One of the instructors tried to calm them down and get the room back together, when Arndt said, "Chief, are you going to let her get away with that? Seriously? I'm asking a legitimate question and I'm getting [unintelligible] white privilege? Are you serious? I find that extremely offensive ... I will leave."
It is unclear if he left the room at that time.
Arndt was suspended without pay for two days after the incident, for conduct unbecoming a Plainfield Police officer. Weber was placed on paid administrative leave for not only the Nov. 1 incident, but other disciplinary history over the past six months, according to a release from the Town of Plainfield.
The statistic used in the presentation came from a 2013 report from the National Coalition of Anti-Violence Programs, which used 2012 data from 15 anti violence programs in 16 states. Indiana was not one of the states.
On Nov. 10, Arndt filed a complaint against Weber.

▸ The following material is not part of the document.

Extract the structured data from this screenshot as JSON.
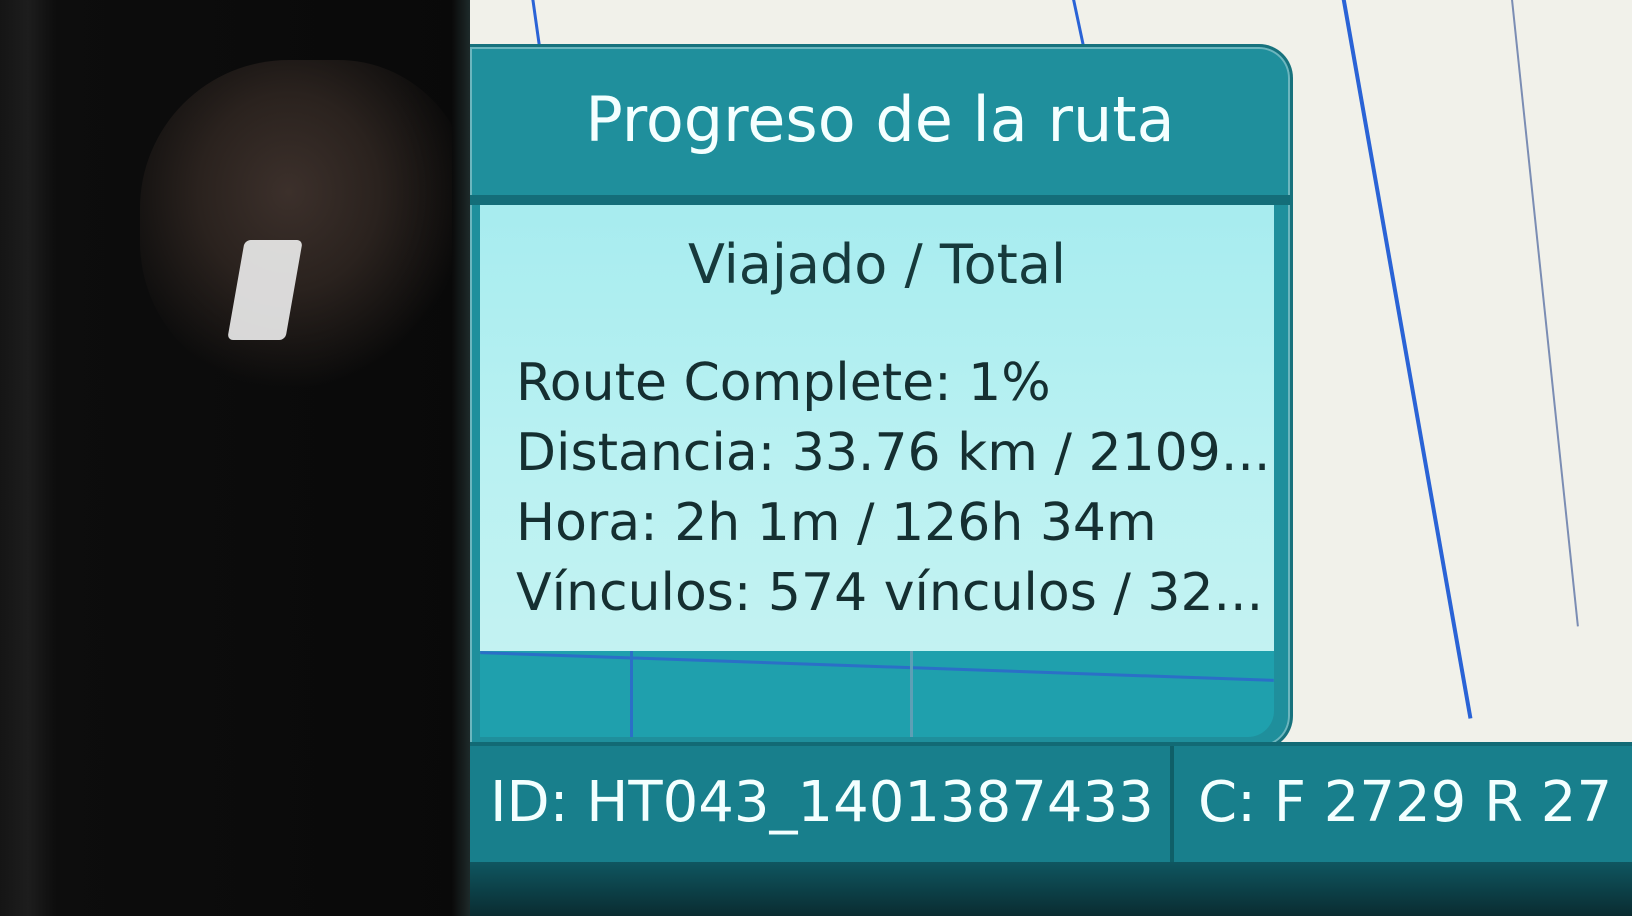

"I was racially and sexistly slurred by Captain Carri Weber while I was asking a question of the instructor in training," he wrote, according to documents provided by the Town of Plainfield following a public records request. "I am now firmly aware of the discriminatory belief she just verbally communicated. ... There is no place in the Plainfield Police administration or supervision for someone who holds and espouses her discriminatory views."
Tony Perona, the deputy town manager of Plainfield, said the Board of Commissioners voted on Nov. 16 to place Weber on administrative leave. A vote on her future with the department is scheduled for the next commissioner's meeting on Dec. 7.
Weber previously served a two-week suspension for violating the department's policy on alcohol and drug use. She admitted to getting behind the wheel of her department-issued squad car after drinking at a golf outing and carrying beer cans in her squad car.